Langsung ke konten utama

Stop Stigma Pada Pengidap HIV/AIDS, Jauhi Penyakitnya Bukan Penderitanya


Stop Stigma Pada Pengidap HIV/AIDS, Jauhi Penyakitnya Bukan Penderitanya

Oleh : Muhammad Kyrgizt Al-Muqhni

HIV/AIDS merupakan penyakit menular yang terjadi di kalangan masyarakat yang belum ditemukan vaksin atau obat yang efektif untuk pencegahan HIV/AIDS hingga saat ini. Penyakit HIV/AIDS merupakan suatu penyakit yang mematikan. Penyakit mematikan ini menyebabkan penderita mengalami gangguan fisik dan mental. Penyakit ini sudah menyebar luas ke masyarakat termasuk dengan ibu rumah tangga dan anak-anak. Terus meluasnya HIV/AIDS akan menimbulkan dampak buruk terhadap pembangunan nasional secara keseluruhan. Tidak hanya pada bidang kesehatan tetapi juga mempengaruhi bidang sosial, ekonomi, budaya, agama sampai dengan hukum.

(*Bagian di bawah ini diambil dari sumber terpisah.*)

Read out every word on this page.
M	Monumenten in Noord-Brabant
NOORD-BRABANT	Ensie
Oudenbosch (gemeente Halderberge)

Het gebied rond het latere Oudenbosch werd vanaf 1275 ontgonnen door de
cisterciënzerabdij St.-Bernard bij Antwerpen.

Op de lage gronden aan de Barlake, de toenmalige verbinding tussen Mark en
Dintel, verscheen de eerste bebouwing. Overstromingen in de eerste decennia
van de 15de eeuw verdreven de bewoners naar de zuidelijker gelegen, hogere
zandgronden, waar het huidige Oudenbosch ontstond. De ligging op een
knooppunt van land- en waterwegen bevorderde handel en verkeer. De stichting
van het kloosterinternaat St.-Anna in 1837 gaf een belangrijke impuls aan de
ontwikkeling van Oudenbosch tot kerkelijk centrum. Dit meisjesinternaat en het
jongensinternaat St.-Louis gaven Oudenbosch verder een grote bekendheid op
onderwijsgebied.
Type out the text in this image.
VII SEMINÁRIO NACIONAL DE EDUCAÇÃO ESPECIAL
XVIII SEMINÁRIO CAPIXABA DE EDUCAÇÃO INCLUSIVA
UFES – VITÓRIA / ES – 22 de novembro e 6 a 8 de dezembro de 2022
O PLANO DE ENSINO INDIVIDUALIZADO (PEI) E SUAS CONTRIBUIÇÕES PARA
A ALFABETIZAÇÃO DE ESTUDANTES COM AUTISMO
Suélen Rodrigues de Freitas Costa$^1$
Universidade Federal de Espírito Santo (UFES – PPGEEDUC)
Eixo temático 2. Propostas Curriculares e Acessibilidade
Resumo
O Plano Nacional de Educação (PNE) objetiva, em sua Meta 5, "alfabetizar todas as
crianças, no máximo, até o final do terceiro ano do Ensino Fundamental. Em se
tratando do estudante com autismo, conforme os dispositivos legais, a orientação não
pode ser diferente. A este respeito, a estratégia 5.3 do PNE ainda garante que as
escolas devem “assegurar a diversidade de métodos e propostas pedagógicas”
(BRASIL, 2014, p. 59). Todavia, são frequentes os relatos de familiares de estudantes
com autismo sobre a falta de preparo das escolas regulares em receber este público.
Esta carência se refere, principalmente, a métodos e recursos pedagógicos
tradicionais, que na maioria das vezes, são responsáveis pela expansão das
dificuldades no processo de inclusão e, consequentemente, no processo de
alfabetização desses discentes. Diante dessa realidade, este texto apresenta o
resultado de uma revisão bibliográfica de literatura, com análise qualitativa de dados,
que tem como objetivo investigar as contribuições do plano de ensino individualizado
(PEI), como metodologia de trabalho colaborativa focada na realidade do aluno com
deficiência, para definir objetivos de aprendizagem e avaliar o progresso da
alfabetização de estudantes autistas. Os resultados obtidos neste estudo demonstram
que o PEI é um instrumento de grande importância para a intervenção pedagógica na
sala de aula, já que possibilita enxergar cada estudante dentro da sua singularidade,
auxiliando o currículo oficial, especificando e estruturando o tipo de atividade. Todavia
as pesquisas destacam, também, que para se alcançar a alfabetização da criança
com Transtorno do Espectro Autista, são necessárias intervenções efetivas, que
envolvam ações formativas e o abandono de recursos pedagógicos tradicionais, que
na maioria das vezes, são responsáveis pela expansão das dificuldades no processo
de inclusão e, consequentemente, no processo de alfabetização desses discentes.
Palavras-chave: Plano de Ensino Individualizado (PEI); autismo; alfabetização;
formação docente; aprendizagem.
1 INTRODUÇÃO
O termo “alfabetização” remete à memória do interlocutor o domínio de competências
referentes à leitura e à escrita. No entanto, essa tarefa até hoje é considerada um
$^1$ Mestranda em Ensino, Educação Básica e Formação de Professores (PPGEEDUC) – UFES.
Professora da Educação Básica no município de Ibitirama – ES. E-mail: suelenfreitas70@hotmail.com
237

Banyaknya kasus penelantaran pasien pengidap HIV/AIDS ditengah masyarakat disebabkan oleh kurangnya informasi tentang penularan HIV/AIDS kepada keluarga dan masyarakat, sehingga menyebabkan pasien pendetita HIV/AIDS sering mendapatkan perlakuan yang negatif, misalnya kurangnya kasih sayang, hilangnya rasa empati, diskriminasi dan stigmatisasi. Padahal peranan keluarga dan masyarakat sangat dibutuhkan untuk meringankan beban mental pada pasien yang menderita HIV/AIDS.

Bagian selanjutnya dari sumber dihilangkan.